Separating content from presentation
Originally, HTML was all a web designer needed. It was used to structure content and describe how it should look. These days, things are very different. As detailed above, HTML is used only to describe the nature of content and the order and hierarchy of that content (which comes first, which second, which is the most important etc.). HTML is not used to describe how that content should be presented (how it will look in the browser window). That is exclusively the job of CSS. This separation of tasks, HTML describing the content and CSS describing the presentation is at the root of modern web design and allows designers amazing freedom of expression.
Websites are of no use if they cannot be used. More importantly, websites are of no use if they cannot be used quickly, easily and intuitively – that’s what people expect of a website. As a web designer, you must also understand how to design interfaces and to do that you must understand how people interact with websites. You need to know when to adopt conventions and when to be innovative. Our approach is often referred to as ‘user-centred design’ and this means that websites should be designed for the best user experience and should be tested from the user’s point of view.
All websites should be accessible. In other words, websites should be designed for all members of their target audience, irrespective of how they interact with that website. For example, a website should allow its content to be easily available to those who are blind or have poor vision as well as to sighted users. It also means websites should be easily usable across a wide range of device types (laptops, smartphones etc.). There are many simple methods a designer can adopt in order to make their websites more accessible.

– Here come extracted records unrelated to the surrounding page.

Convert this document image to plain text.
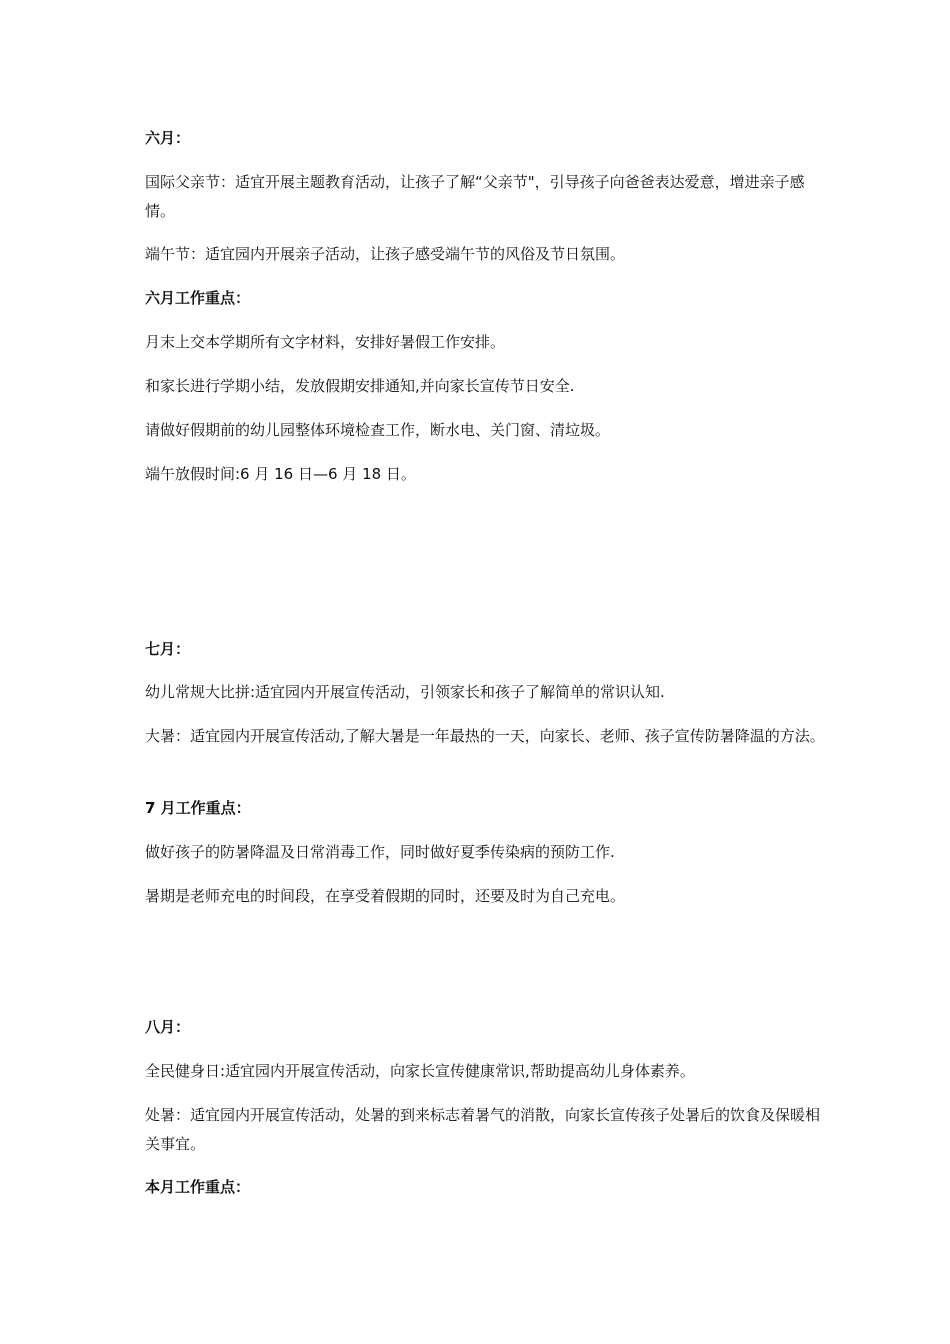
六月：
国际父亲节：适宜开展主题教育活动，让孩子了解“父亲节"，引导孩子向爸爸表达爱意，增进亲子感情。
端午节：适宜园内开展亲子活动，让孩子感受端午节的风俗及节日氛围。
六月工作重点：
月末上交本学期所有文字材料，安排好暑假工作安排。
和家长进行学期小结，发放假期安排通知,并向家长宣传节日安全.
请做好假期前的幼儿园整体环境检查工作，断水电、关门窗、清垃圾。
端午放假时间:6 月 16 日—6 月 18 日。
七月：
幼儿常规大比拼:适宜园内开展宣传活动，引领家长和孩子了解简单的常识认知.
大暑：适宜园内开展宣传活动,了解大暑是一年最热的一天，向家长、老师、孩子宣传防暑降温的方法。
7 月工作重点：
做好孩子的防暑降温及日常消毒工作，同时做好夏季传染病的预防工作.
暑期是老师充电的时间段，在享受着假期的同时，还要及时为自己充电。
八月：
全民健身日:适宜园内开展宣传活动，向家长宣传健康常识,帮助提高幼儿身体素养。
处暑：适宜园内开展宣传活动，处暑的到来标志着暑气的消散，向家长宣传孩子处暑后的饮食及保暖相关事宜。
本月工作重点：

Findability is the art of designing websites that can be found. This includes SEO (Search Engine Optimisation), designing websites in such a way that they can easily be indexed by search engine spiders, optimising content and site structure, and creating user-friendly URLs. It therefore also describes methods for allowing people to find specific bits of information in a website.
The browser wars are over but that doesn’t mean web designers can relax (well, not much anyway). There are now more browsers in common usage than ever before and although just about all of them render standards-compliant code reasonably well, there are still differences in the way some browsers display a webpage. Admittedly, most of these differences are small in modern browsers but there are enough older browsers still in use to make life difficult.
All the principles described above are important but ultimately, people are disproportionately influenced by what they see. Websites must therefore be aesthetically pleasing. A website that is visually well designed gives people confidence in the information it contains and provides a better user experience.
It is important that web designers understand the power of the visual aspects of design but they should always ensure that their designs are well balanced, giving relevant weight to less tangible principles like accessibility and code semantics, and not to rely on websites that just look good.